Cumulus Revenue Down, But Turns Profit
March 3, 2010 at 4:24 PM (PT)
CUMULUS reports that although net revenues for Q4 2009 decreased $5.5 million, or 7.3%, to $69.6 million, net income grew to $6.5 million or $0.16 per share, compared to a net loss of $393.7 million (or $9.55 per share (for the year-ago quarter). The Company also announced the appointment of JOSEPH P. HANNAN as SVP/Treasurer and CFO. He has been Interim CFO since JULY 1st, 2009.
The radio group attributed the revenue decline to "a $3.1 million decrease in political revenue and the impact the recent economic recession has had across our entire station platform and industry at large." As for the immediate future, "We believe that advertising revenue will not have any significant growth at least through the first quarter of 2010, with modest growth in certain categories throughout the remainder of 2010.
"Two areas of potentially strong growth for radio advertising in 2010 could be cyclical political advertising and automotive advertising fueled by a general recovery in that sector. However, despite recent indications of a return to a more normalized marketplace, specific projections remain extremely difficult to provide as traditional advertising buying patterns have been noticeably disrupted as a result of the recent economic recession."
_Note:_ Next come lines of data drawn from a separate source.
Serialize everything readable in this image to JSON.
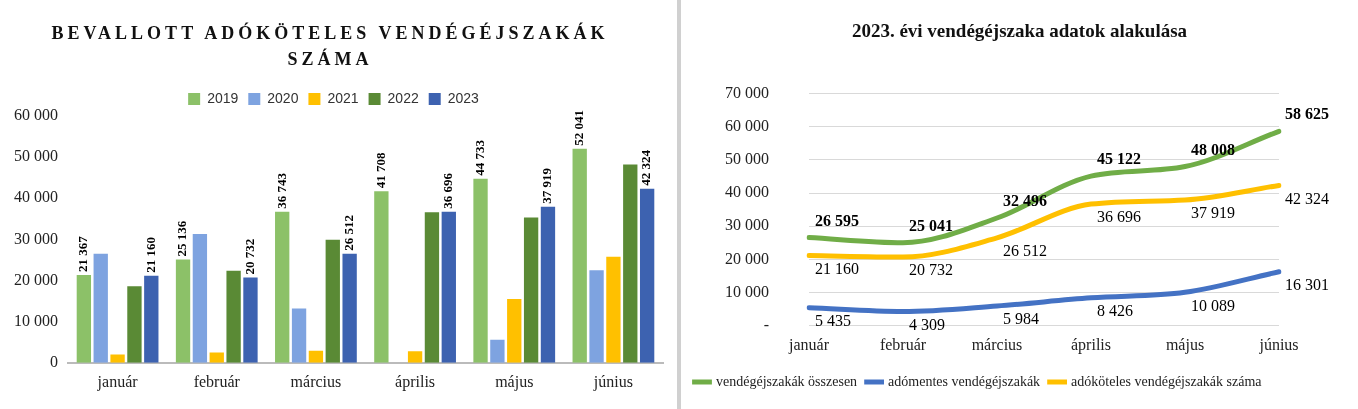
{
  "chart_data": [
    {
      "type": "bar",
      "title": "BEVALLOTT ADÓKÖTELES VENDÉGÉJSZAKÁK SZÁMA",
      "categories": [
        "január",
        "február",
        "március",
        "április",
        "május",
        "június"
      ],
      "series": [
        {
          "name": "2019",
          "color": "#8cc168",
          "values": [
            21367,
            25136,
            36743,
            41708,
            44733,
            52041
          ],
          "value_labels": [
            "21 367",
            "25 136",
            "36 743",
            "41 708",
            "44 733",
            "52 041"
          ]
        },
        {
          "name": "2020",
          "color": "#7ea3e0",
          "values": [
            26500,
            31300,
            13200,
            0,
            5600,
            22500
          ]
        },
        {
          "name": "2021",
          "color": "#ffc000",
          "values": [
            2000,
            2500,
            2900,
            2800,
            15500,
            25800
          ]
        },
        {
          "name": "2022",
          "color": "#5a8a35",
          "values": [
            18600,
            22400,
            29900,
            36600,
            35300,
            48200
          ]
        },
        {
          "name": "2023",
          "color": "#3d62b0",
          "values": [
            21160,
            20732,
            26512,
            36696,
            37919,
            42324
          ],
          "value_labels": [
            "21 160",
            "20 732",
            "26 512",
            "36 696",
            "37 919",
            "42 324"
          ]
        }
      ],
      "ylim": [
        0,
        60000
      ],
      "yticks": [
        0,
        {
          "value": 10000,
          "label": "10 000"
        },
        {
          "value": 20000,
          "label": "20 000"
        },
        {
          "value": 30000,
          "label": "30 000"
        },
        {
          "value": 40000,
          "label": "40 000"
        },
        {
          "value": 50000,
          "label": "50 000"
        },
        {
          "value": 60000,
          "label": "60 000"
        }
      ],
      "grid": false,
      "legend": "top"
    },
    {
      "type": "line",
      "title": "2023. évi vendégéjszaka adatok alakulása",
      "categories": [
        "január",
        "február",
        "március",
        "április",
        "május",
        "június"
      ],
      "series": [
        {
          "name": "vendégéjszakák összesen",
          "color": "#70ad47",
          "values": [
            26595,
            25041,
            32496,
            45122,
            48008,
            58625
          ],
          "value_labels": [
            "26 595",
            "25 041",
            "32 496",
            "45 122",
            "48 008",
            "58 625"
          ]
        },
        {
          "name": "adómentes vendégéjszakák",
          "color": "#4472c4",
          "values": [
            5435,
            4309,
            5984,
            8426,
            10089,
            16301
          ],
          "value_labels": [
            "5 435",
            "4 309",
            "5 984",
            "8 426",
            "10 089",
            "16 301"
          ]
        },
        {
          "name": "adóköteles vendégéjszakák száma",
          "color": "#ffc000",
          "values": [
            21160,
            20732,
            26512,
            36696,
            37919,
            42324
          ],
          "value_labels": [
            "21 160",
            "20 732",
            "26 512",
            "36 696",
            "37 919",
            "42 324"
          ]
        }
      ],
      "ylim": [
        0,
        70000
      ],
      "yticks": [
        {
          "value": 0,
          "label": "-"
        },
        {
          "value": 10000,
          "label": "10 000"
        },
        {
          "value": 20000,
          "label": "20 000"
        },
        {
          "value": 30000,
          "label": "30 000"
        },
        {
          "value": 40000,
          "label": "40 000"
        },
        {
          "value": 50000,
          "label": "50 000"
        },
        {
          "value": 60000,
          "label": "60 000"
        },
        {
          "value": 70000,
          "label": "70 000"
        }
      ],
      "grid": "y",
      "legend": "bottom left",
      "marker": "none"
    }
  ]
}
Station operating expenses for Q4 decreased $4.3 million, or 8.9%, to $44.0 million from $48.3 million in 2008 primarily due to our cost containment initiatives implemented in previous quarters, such as employee reductions, continued scrutiny of operating expenses, and lower variable sales commissions paid.
Corporate expenses for the fourth quarter of 2009 increased by $0.2 million, or 4.1%, to $5.0 million from $4.8 million in 2008, primarily due to an increase in professional fees and ongoing restructuring charges.
Depreciation and amortization for the fourth quarter of 2009 decreased $0.3 million, or 11.4%, to $2.8 million from $3.1 million in 2008, primarily due to assets becoming fully depreciated coupled with a decrease in capital expenditures.
Non-cash stock compensation expense remained flat at $0.8 million for the fourth quarter of 2009 compared to 2008.